I’m in a delightfully modern two-story suite outside New Plymouth tonight, and the king-sized bed waiting for me upstairs is almost a foreign concept at this point. It has been ages since I’ve slept on anything larger than a twin, and not having my feet hang off the mattress edge will be a welcome luxury.
I most recently dallied in Wellington after saying goodbye to the south island and ferrying back over Cook Straight. My last couple nights have been spent in a room shared with five other travelers, some of whom hailed from countries that shun deodorant. Despite its 300 busy beds, the YHA Wellington hostel was surprisingly efficient and clean, and I certainly can’t blame the establishment for the hygiene of my roommates. Within hours of checking in I found myself drinking a couple English blokes and a pair of Welsh girls under the table, and I won a complimentary Guinness t-shirt for my efforts. The next day’s wind gusts were strong enough to cause me and my fellow pedestrians to lurch about unpredictably as we walked—the “Windy Welly” moniker is well-deserved.
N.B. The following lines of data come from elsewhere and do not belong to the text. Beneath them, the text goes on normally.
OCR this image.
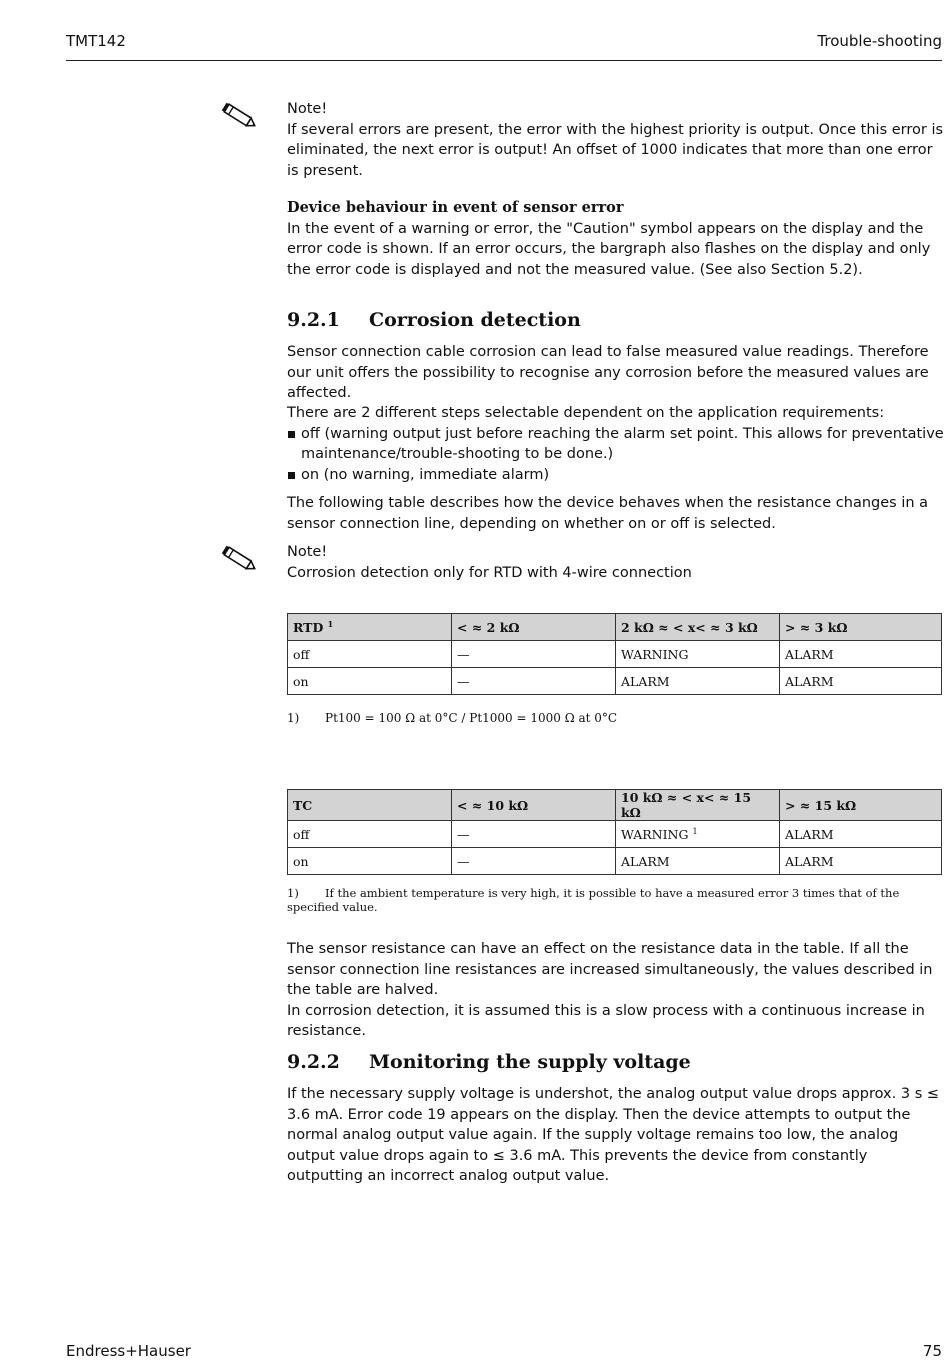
TMT142	Trouble-shooting

Note!

If several errors are present, the error with the highest priority is output. Once this error is eliminated, the next error is output! An offset of 1000 indicates that more than one error is present.

Device behaviour in event of sensor error

In the event of a warning or error, the "Caution" symbol appears on the display and the error code is shown. If an error occurs, the bargraph also flashes on the display and only the error code is displayed and not the measured value. (See also Section 5.2).

9.2.1 Corrosion detection

Sensor connection cable corrosion can lead to false measured value readings. Therefore our unit offers the possibility to recognise any corrosion before the measured values are affected.

There are 2 different steps selectable dependent on the application requirements:

off (warning output just before reaching the alarm set point. This allows for preventative maintenance/trouble-shooting to be done.)
on (no warning, immediate alarm)

The following table describes how the device behaves when the resistance changes in a sensor connection line, depending on whether on or off is selected.

Note!

Corrosion detection only for RTD with 4-wire connection

RTD $^1$	< ≈ 2 kΩ	2 kΩ ≈ < x< ≈ 3 kΩ	> ≈ 3 kΩ
off	—	WARNING	ALARM
on	—	ALARM	ALARM
1) Pt100 = 100 Ω at 0°C / Pt1000 = 1000 Ω at 0°C
TC	< ≈ 10 kΩ	10 kΩ ≈ < x< ≈ 15 kΩ	> ≈ 15 kΩ
off	—	WARNING $^1$	ALARM
on	—	ALARM	ALARM
1) If the ambient temperature is very high, it is possible to have a measured error 3 times that of the specified value.

The sensor resistance can have an effect on the resistance data in the table. If all the sensor connection line resistances are increased simultaneously, the values described in the table are halved.

In corrosion detection, it is assumed this is a slow process with a continuous increase in resistance.

9.2.2 Monitoring the supply voltage

If the necessary supply voltage is undershot, the analog output value drops approx. 3 s ≤ 3.6 mA. Error code 19 appears on the display. Then the device attempts to output the normal analog output value again. If the supply voltage remains too low, the analog output value drops again to ≤ 3.6 mA. This prevents the device from constantly outputting an incorrect analog output value.

Endress+Hauser	75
After speeding too quickly through the books I hauled across the Pacific, and being too thrifty to restock with overpriced fluff (outrageously, trade paperbacks are NZ$20-30 and every second-hand bookstore I sought out was picked clean of all but usual Danielle Steele garbage), I decided to purchase a couple meatier novels that could give me more bang for the buck. In other words, I bought discounted classics with an eye towards maximizing reading hours per dollar spent. I ended up with 1400 pages of Tolstoy and Dostoyevsky (for NZ$25), and holy shit I can’t wait to wallow in some gratuitous laser-titty sex alien holodeck DNA-splicing spaceship moon-jewels crypto-jizz while my poor neurons work to forget that 19th century Russia ever existed.
Briefly, some other highlights that have transpired since I last posted: turned 25 in Invercargill, NZ’s southern-most city; bungy jumped from the Karawau Bridge 143 feet into the brilliant, turquoise river below; visited two glaciers in as many days; woke up and watched thirty-odd dolphins playfully cruise up the coast across the street from the night’s modest lodgings in Kaikoura; and ate for dinner a wild pig which had been shot in the expansive, grassy valley behind our motel in Blenheim.
Now to succumb to sleep while the river below fills my head with soothing white noise. Six days ’til Thailand. Six days ’til 50 cent beers, exquisite $4 meals, depraved ping pong shows, malaria medication, unbelievable waterfalls, even dirtier eurotrash backpackers, and drinking buddies who can sympathize with my unspeakably strong burrito cravings.